Define the cut off value for RNA accecibility

-obed

Boolean

False

Output the BED files for DNA binding sites.

-showpa

Boolean

False

Show parallel and antiparallel bindings in the plot separately

-filter_havana

Boolean

False

Apply filtering to remove HAVANA entries.

-protein_coding

Boolean

False

Apply filtering to get only protein coding genes.

-known_only

Boolean

False

Apply filtering to get only known genes.

-nofile

Boolean

False

Don’t save any files in the output folder, except the statistics.

Options for TRIPLEXES

The arguments of the TRIPLEXES can be adjusted by the options below.

Option Name

Type

Default

Description

-l

Integer

20

Define the minimum length of triplex

-e

Integer

20

Set the maximal error-rate in % tolerated

-c

Integer

2

Sets the tolerated number of consecutive errors with respect to the canonical triplex rules as were found to greatly destabilize triplexes in vitro.

-fr

String

off

Activates the filtering of low complexity regions and repeats in the sequence data

-fm

Integer

0

Method to quickly discard non-hits (Default 0).’0′ = greedy approach; ‘1’ = q-gram filtering.

-of

Integer

1

Define output formats of Triplexator

-mf

Boolean

False

Merge overlapping features into a cluster and report the spanning region.

-rm

Boolean

False

Set the multiprocessing

-par

String

False

Define other parameters for TRIPLEXES. Please ignore the first “-” and replace space with underline. For example, when you want to add “-G 80 -g 20”, please do “-par G_80_-g_20”.
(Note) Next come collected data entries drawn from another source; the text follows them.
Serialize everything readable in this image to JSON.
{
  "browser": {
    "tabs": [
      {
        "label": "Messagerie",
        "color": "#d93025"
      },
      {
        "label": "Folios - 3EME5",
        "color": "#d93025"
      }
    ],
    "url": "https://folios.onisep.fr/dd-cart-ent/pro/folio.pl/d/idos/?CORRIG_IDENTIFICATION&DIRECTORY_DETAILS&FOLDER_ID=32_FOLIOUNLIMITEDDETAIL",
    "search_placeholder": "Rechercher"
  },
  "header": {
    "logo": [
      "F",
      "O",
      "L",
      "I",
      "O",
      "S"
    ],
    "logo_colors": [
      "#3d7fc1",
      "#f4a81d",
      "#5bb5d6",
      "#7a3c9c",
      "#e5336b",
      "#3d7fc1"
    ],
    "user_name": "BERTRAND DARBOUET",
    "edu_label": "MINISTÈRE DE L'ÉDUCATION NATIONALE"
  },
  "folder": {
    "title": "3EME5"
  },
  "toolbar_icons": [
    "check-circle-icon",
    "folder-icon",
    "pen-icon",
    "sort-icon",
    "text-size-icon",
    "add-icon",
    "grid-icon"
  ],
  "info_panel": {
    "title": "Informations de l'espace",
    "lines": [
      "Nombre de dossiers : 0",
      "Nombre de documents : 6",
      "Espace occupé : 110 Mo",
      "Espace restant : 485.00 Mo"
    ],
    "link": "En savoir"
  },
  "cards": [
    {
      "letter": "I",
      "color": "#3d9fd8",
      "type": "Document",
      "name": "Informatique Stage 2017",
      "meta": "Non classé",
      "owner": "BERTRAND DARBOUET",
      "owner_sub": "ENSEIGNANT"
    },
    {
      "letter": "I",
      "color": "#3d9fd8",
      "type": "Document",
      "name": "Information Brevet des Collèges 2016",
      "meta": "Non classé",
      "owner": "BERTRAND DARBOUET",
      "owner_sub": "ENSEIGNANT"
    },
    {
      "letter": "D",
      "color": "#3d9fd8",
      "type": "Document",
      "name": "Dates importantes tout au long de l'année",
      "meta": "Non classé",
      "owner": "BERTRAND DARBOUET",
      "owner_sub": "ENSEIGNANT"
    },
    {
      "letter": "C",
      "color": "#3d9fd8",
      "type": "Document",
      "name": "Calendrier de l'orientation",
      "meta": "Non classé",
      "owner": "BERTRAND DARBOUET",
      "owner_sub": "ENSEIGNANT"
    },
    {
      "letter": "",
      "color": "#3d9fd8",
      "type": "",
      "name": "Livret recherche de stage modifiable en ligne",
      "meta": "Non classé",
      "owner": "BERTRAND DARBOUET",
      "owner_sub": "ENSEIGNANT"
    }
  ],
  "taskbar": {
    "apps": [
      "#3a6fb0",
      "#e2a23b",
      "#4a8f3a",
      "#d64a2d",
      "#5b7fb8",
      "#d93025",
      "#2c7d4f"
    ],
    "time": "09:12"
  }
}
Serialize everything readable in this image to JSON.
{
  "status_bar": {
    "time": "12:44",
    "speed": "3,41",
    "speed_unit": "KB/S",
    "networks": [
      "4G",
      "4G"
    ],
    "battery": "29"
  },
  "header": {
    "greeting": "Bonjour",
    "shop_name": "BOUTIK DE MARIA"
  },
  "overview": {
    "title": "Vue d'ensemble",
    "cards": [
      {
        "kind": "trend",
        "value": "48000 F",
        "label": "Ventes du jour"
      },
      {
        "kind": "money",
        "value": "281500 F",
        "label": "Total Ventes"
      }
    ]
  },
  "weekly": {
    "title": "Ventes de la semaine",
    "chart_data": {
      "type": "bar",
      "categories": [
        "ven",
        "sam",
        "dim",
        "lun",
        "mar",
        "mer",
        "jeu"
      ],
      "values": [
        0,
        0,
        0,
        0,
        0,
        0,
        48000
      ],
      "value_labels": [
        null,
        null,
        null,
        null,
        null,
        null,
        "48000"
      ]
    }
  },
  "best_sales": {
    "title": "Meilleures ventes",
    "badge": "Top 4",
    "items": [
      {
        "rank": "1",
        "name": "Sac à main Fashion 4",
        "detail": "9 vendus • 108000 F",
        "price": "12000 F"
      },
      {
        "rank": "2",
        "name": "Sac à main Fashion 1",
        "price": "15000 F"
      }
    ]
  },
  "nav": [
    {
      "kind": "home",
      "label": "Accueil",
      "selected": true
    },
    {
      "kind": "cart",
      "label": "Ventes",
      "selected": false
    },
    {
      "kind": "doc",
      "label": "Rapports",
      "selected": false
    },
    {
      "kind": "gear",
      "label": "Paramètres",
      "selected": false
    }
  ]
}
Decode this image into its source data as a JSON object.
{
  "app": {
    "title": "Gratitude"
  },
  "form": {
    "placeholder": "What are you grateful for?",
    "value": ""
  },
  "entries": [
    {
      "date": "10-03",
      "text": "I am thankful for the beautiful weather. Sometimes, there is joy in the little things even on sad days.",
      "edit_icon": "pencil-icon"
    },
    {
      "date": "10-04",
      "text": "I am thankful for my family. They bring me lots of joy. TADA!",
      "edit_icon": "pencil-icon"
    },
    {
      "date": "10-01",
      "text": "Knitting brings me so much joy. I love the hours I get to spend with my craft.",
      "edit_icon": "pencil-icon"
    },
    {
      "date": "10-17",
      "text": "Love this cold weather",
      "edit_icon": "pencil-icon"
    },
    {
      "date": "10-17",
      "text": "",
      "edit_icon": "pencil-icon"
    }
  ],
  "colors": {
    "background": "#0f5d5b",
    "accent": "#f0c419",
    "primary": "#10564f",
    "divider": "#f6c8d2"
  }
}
Particular Inputs for promoter test

Required Input for promoter test

The target promoters can be defined in two ways:

  • A gene list, which contains gene symbols or Ensembl IDs, one gene per line in plain text format. The argument, -de, should be used;

  • Two BED files containing the regions of target promoters and non-target promoters (background). Two arguments, -bed and -bg, should be used together.

Option Name

Type

Description

-de

PATH

Input file for gene list (gene symbols or Ensembl ID)

-bed

PATH

Input BED file of the promoter regions of genes

-bg

PATH

Input BED file of the promoter regions of background genes

Options for promoter test

Option Name

Type

Default

Description

-pl

Integer

1000

Define the promotor length

-score

Boolean

False

Load score column from input gene list of BED file for analysis.

-scoreh

Boolean

False

Use the header of scores from the given gene list or BED file.

Particular Inputs for region set test

Required Input for region set test

Option Name

Type

Description

-bed

PATH

Input BED file for interesting regions on DNA

Options for region set test

-mp Integer 0Define the number of threads for multiprocessing.

Option Name

Type

Default

Description

-n

Integer

10000

Number iterations (randomization)

-f

PATH

None

Input BED file as mask for randomization

-score

Boolean

False

Load score column from input BED file

get_ttss

Get TTSs of the given RNA sequence with the single BED file.

rgt-TDF get_ttss [options]

Option Name

Type

Default

Description

-h,

–help

show this help message and exit

-i

PATH

Input BED file of the target regions

-tts

PATH

Output BED file of the TTSs

-tfo

PATH

Output BED file of the TFOs

-tfo

PATH

Output BED file of the TFOs

-r

PATH

Input FASTA file of the RNA

-organism

PATH

Define the organism

-l

Integer

20

Triplexes Define the minimum length of triplex

-e

Integer

20

Triplexes Set the maximal error-rate in % tolerated

-c

Integer

2

Triplexes Sets the tolerated number of consecutive errors with respect to the canonical triplex rules as such were found to greatly destabilize triplexes in vitro

-fr

on/off

off

Triplexes Activates the filtering of low complexity regions and repeats in the sequence data

-fm

Integer

0

Triplexes Method to quickly discard non-hits (default: 0).’0′ = greedy approach; ‘1’ = q-gram filtering.

-of

Integer

1

Triplexes Define output formats of Triplexes

-mf

Boolean

False

Triplexes Merge overlapping features into a cluster and report the spanning region.

-rm

Integer

1

Triplexes Set the multiprocessing

integrate

Integrate the project’s links and generate project-level statistics.

rgt-TDF integrate [options]

Option Name

Type

Default

Description

-h, –help

show this help message and exit

-path

PATH

Define the path of the project.

-exp

PATH

Include expression score for ranking.